Hartnett moved in with her parents for the last six weeks of her father's life after doctors deemed him too weak to undergo dialysis. He passed away in March 2022. Her mother died a few months later in July.
So what can seniors and family caregivers do to reduce the burden of healthcare?
“First, if you think your treatment plan is not viable, speak up with your doctor and explain why you feel that way,” said Elizabeth Rogers, assistant professor of internal medicine at the University of Minnesota Medical School.
“Be sure to discuss your health priorities and tradeoffs: what you stand to gain and what you stand to lose by discontinuing certain tests or treatments,” she said. Ask which interventions are most important to maintaining your health and which may become expendable.
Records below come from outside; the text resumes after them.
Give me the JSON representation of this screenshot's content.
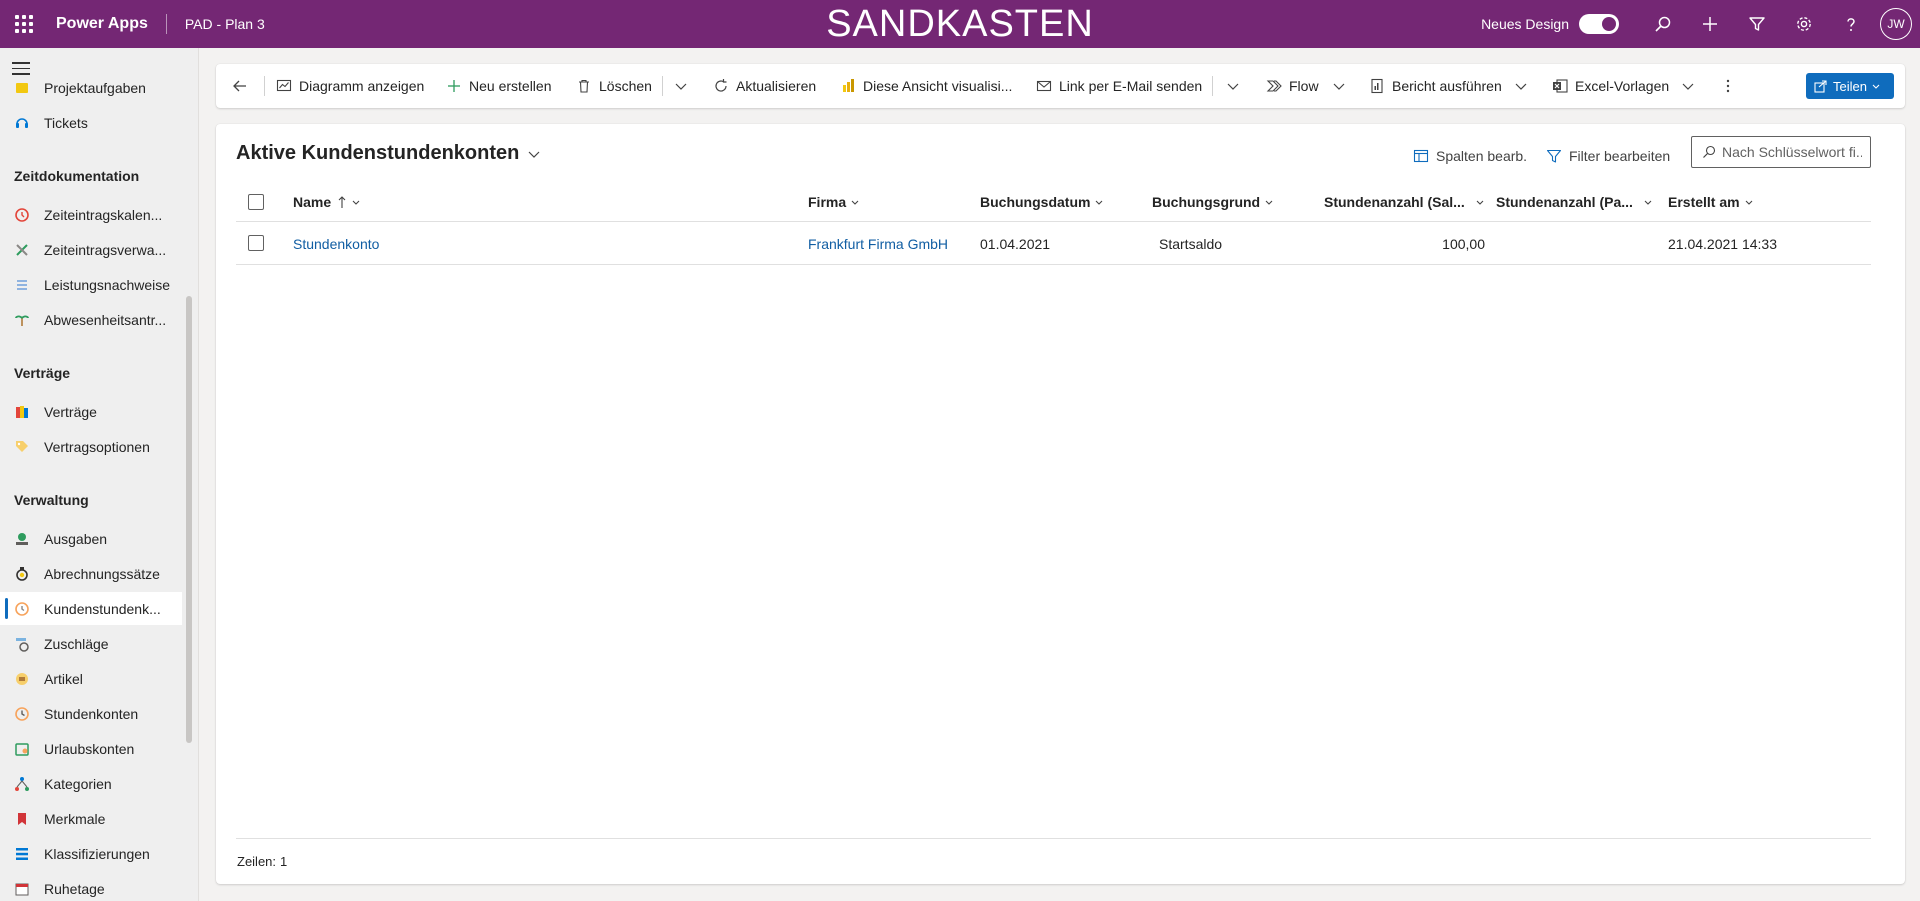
{
  "topbar": {
    "app_name": "Power Apps",
    "environment": "PAD - Plan 3",
    "banner": "SANDKASTEN",
    "new_design_label": "Neues Design",
    "new_design_on": true,
    "user_initials": "JW",
    "brand_color": "#742774",
    "icons": [
      "search-icon",
      "plus-icon",
      "filter-icon",
      "gear-icon",
      "help-icon"
    ]
  },
  "sidebar": {
    "items_top": [
      {
        "label": "Projektaufgaben",
        "icon": "task-icon"
      },
      {
        "label": "Tickets",
        "icon": "ticket-icon"
      }
    ],
    "groups": [
      {
        "title": "Zeitdokumentation",
        "items": [
          {
            "label": "Zeiteintragskalen...",
            "icon": "clock-icon"
          },
          {
            "label": "Zeiteintragsverwa...",
            "icon": "tools-icon"
          },
          {
            "label": "Leistungsnachweise",
            "icon": "list-icon"
          },
          {
            "label": "Abwesenheitsantr...",
            "icon": "palm-icon"
          }
        ]
      },
      {
        "title": "Verträge",
        "items": [
          {
            "label": "Verträge",
            "icon": "contract-icon"
          },
          {
            "label": "Vertragsoptionen",
            "icon": "tag-icon"
          }
        ]
      },
      {
        "title": "Verwaltung",
        "items": [
          {
            "label": "Ausgaben",
            "icon": "money-icon"
          },
          {
            "label": "Abrechnungssätze",
            "icon": "medal-icon"
          },
          {
            "label": "Kundenstundenk...",
            "icon": "customer-clock-icon",
            "active": true
          },
          {
            "label": "Zuschläge",
            "icon": "surcharge-icon"
          },
          {
            "label": "Artikel",
            "icon": "article-icon"
          },
          {
            "label": "Stundenkonten",
            "icon": "hours-icon"
          },
          {
            "label": "Urlaubskonten",
            "icon": "vacation-icon"
          },
          {
            "label": "Kategorien",
            "icon": "category-icon"
          },
          {
            "label": "Merkmale",
            "icon": "feature-icon"
          },
          {
            "label": "Klassifizierungen",
            "icon": "classification-icon"
          },
          {
            "label": "Ruhetage",
            "icon": "calendar-icon"
          }
        ]
      }
    ]
  },
  "commands": {
    "show_chart": "Diagramm anzeigen",
    "new": "Neu erstellen",
    "delete": "Löschen",
    "refresh": "Aktualisieren",
    "visualize": "Diese Ansicht visualisi...",
    "email_link": "Link per E-Mail senden",
    "flow": "Flow",
    "run_report": "Bericht ausführen",
    "excel_templates": "Excel-Vorlagen",
    "share": "Teilen"
  },
  "view": {
    "title": "Aktive Kundenstundenkonten",
    "edit_columns": "Spalten bearb.",
    "edit_filters": "Filter bearbeiten",
    "search_placeholder": "Nach Schlüsselwort fi..."
  },
  "grid": {
    "columns": [
      "Name",
      "Firma",
      "Buchungsdatum",
      "Buchungsgrund",
      "Stundenanzahl (Sal...",
      "Stundenanzahl (Pa...",
      "Erstellt am"
    ],
    "sort_column": "Name",
    "sort_direction": "ascending",
    "rows": [
      {
        "name": "Stundenkonto",
        "firma": "Frankfurt Firma GmbH",
        "buchungsdatum": "01.04.2021",
        "buchungsgrund": "Startsaldo",
        "stunden_saldo": "100,00",
        "stunden_pa": "",
        "erstellt_am": "21.04.2021 14:33"
      }
    ]
  },
  "footer": {
    "rows_label": "Zeilen:",
    "rows_count": "1"
  }
}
If technical requirements can be managed, doctors can adjust treatment plans, discontinue medications that are not significantly effective, and arrange virtual consultations. (There are many elderly people who cannot do that.)
Ask your social worker or patient navigator if they can arrange multiple appointments or tests on the same day to minimize the burden of traveling to and from the medical center. These professionals can also connect you with local resources that may be helpful, such as transportation services. (Most medical centers have this type of staff, but doctors' offices do not.)
If you don't know how to follow your doctor's instructions, ask these questions: “What does this involve on my end?” How long will this take? What resources will I have to do this? Also, things like asthma or diabetes self-management plans? Ask for written materials to help you understand what to expect.
“I ask my clinicians, 'If I choose this treatment, what does that mean, not only for my cancer or my heart disease, but also for the time I spend treating it?'” says Harvard University. Ganguly says. “If they don’t have an answer, ask if they can give you a quote.”